The General Electric Company (GE) recently announced that it would take a 90% stake in Converteam for US$3.2B. Converteam’s core technology focus is on converters and grid interconnect equipment for solar and wind as well as permanent magnet generators / motors for wind turbines and propulsion systems.
While based in Europe, Converteam has 19 issued patents in the U.S. and 18 pending applications that have been published so far. As it relates to solar and wind, the largest portion of their portfolio deals with frequency and voltage regulation, and more specifically with active and reactive power control.
U.S. Patents Nos. 7,372,174, 7,511,385, 7,656,052, 7,692,321 and 7,755,209 all relate to a full power conversion system with a reactive power control approach utilizing a DC link demand signal as an input to a converter controller:
It is interesting that long-time Siemens AG wind turbine technology thought leader Henrik Stiesdal is listed as a co-inventor on these patents, highlighting the commercial relationships with Siemens for their 3MW direct drive wind turbine technology. With a cross license arrangement on key generator, converter and controls technology between Siemens AG and Converteam, this deal now provides GE with access to IP rights which they may need to continue operating their own technology.
In addition, Converteam has their own flavor of a variable speed control patent with U.S. Patent No. 7,405,490 (‘490 Patent) in which adjustment of active power output from the generator is based on input from the DC to the AC inverter, which is connected to the power grid.
In light of the expiration of GE’s noteworthy and heavily litigated U.S. Patent No. 5,083,039 relating to variable speed control with an induction generator, the ‘490 Patent may be part of a suite of patents which helps GE protect the next generation of variable speed technology.
Converteam also has some patents relating to grid interconnection and generator technology.
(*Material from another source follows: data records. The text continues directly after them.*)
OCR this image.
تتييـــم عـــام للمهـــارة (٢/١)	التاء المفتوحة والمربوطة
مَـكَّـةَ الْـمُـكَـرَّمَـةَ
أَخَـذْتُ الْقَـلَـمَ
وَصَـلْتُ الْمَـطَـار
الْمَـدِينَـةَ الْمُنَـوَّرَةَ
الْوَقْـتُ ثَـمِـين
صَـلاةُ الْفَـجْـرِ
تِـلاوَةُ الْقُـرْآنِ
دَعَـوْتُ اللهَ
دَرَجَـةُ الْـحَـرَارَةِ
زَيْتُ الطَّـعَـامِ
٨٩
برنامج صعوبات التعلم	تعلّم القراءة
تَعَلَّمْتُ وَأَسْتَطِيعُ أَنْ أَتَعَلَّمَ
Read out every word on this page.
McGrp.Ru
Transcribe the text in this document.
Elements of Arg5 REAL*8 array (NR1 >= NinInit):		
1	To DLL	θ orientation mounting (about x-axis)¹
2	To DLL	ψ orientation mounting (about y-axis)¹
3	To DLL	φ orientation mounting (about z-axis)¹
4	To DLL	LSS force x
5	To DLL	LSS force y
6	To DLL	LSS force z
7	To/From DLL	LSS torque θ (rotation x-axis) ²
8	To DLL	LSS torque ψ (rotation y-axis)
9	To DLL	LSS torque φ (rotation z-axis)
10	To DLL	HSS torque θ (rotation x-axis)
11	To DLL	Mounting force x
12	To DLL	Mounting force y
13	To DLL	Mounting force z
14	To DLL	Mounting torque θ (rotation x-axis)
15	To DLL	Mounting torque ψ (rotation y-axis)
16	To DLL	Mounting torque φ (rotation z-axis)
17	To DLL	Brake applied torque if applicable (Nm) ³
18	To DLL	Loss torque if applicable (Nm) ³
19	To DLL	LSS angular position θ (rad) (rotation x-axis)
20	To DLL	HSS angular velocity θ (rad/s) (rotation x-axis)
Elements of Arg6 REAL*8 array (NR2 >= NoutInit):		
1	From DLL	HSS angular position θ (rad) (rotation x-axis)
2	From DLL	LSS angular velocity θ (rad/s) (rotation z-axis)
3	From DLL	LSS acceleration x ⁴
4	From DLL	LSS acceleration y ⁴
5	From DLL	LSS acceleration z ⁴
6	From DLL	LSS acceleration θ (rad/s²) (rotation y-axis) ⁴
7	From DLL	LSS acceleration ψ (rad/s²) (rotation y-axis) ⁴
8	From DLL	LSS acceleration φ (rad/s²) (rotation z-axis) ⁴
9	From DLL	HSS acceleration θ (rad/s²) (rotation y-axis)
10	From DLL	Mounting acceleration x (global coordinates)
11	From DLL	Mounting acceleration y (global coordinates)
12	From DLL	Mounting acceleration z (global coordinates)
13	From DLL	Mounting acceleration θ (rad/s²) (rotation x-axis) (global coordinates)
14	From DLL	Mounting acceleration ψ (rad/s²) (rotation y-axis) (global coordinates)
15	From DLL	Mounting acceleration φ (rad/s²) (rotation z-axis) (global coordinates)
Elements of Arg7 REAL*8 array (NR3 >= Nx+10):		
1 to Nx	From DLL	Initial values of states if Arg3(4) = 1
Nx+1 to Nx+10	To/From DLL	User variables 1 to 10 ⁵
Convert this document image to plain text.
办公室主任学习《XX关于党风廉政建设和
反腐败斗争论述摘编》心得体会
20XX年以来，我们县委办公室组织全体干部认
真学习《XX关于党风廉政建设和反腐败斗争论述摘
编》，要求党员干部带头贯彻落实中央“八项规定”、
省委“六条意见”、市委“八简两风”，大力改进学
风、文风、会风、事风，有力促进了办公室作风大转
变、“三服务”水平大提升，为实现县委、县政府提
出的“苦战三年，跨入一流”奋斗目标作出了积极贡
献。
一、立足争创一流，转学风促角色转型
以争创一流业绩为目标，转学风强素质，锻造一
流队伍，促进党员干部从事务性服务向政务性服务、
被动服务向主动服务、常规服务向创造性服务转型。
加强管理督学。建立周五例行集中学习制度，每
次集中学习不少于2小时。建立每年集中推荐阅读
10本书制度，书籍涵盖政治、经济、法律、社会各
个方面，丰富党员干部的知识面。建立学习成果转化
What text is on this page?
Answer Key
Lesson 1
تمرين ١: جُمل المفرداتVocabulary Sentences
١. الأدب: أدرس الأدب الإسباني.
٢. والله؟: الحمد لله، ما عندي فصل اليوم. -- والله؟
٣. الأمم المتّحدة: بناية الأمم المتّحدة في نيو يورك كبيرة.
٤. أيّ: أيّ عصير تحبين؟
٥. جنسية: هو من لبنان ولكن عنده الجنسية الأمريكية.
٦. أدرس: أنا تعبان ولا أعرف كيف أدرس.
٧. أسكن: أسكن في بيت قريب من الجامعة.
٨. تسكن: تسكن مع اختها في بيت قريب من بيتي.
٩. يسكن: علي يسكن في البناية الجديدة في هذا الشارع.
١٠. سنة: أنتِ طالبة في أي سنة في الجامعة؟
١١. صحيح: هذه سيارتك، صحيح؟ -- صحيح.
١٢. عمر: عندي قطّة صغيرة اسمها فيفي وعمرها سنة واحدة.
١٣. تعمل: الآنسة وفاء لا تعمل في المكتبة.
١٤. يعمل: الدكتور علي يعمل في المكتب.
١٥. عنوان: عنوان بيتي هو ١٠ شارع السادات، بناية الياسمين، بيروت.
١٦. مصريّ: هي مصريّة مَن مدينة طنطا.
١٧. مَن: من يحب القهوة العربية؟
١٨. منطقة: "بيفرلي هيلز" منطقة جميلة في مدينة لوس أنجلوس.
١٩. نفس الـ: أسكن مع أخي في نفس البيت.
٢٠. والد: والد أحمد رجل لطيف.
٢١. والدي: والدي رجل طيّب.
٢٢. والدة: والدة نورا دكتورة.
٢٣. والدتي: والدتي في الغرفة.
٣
U.S. Patent No. 7,471,532 is directed to a more efficient converter which requires fewer parts than the previous generation of technology.
The move towards medium voltage on the power grid has been part of the emerging trends for the industry in the hopes of providing more efficient transmission of energy.
U.S. Patent No. 7,675,271 deals with generator technology, which helps the generator ramp up from a standstill. U.S. Patent No. 7,768,169, entitled “Magnet retaining arrangement,” and U.S. Patent No. 7,714,473, entitled “Electrical machines with reduced cogging,” both deal with permanent magnet generator technology, which helps to enhance efficiency and improve reliability.
Converteam also recently announced that they are developing a superconducting generator, which they have termed HYDROGENIE, for the hydro-power market. According to a February 21 press release (Converteam_Release), the company has successfully completed some basic testing of this technology and is moving towards full-scale testing of a 1.7MW generator later this year.
The superconducting generator technology is likely to be the subject of numerous patents and is also highly likely to be leveraged into their other lines of business, such as wind generators and propulsion.
This acquisition is a notable example of the previously identified trend in the wind industry for “grid-friendly” wind turbines, which utilize permanent magnet synchronous generators, as well as full power conversion with the ability to control power factor and provide VARs to the grid.
With the Converteam patent portfolio, GE has now added to their 300+ patents in the wind sector with key technology that further strengthens their position in these future technology areas.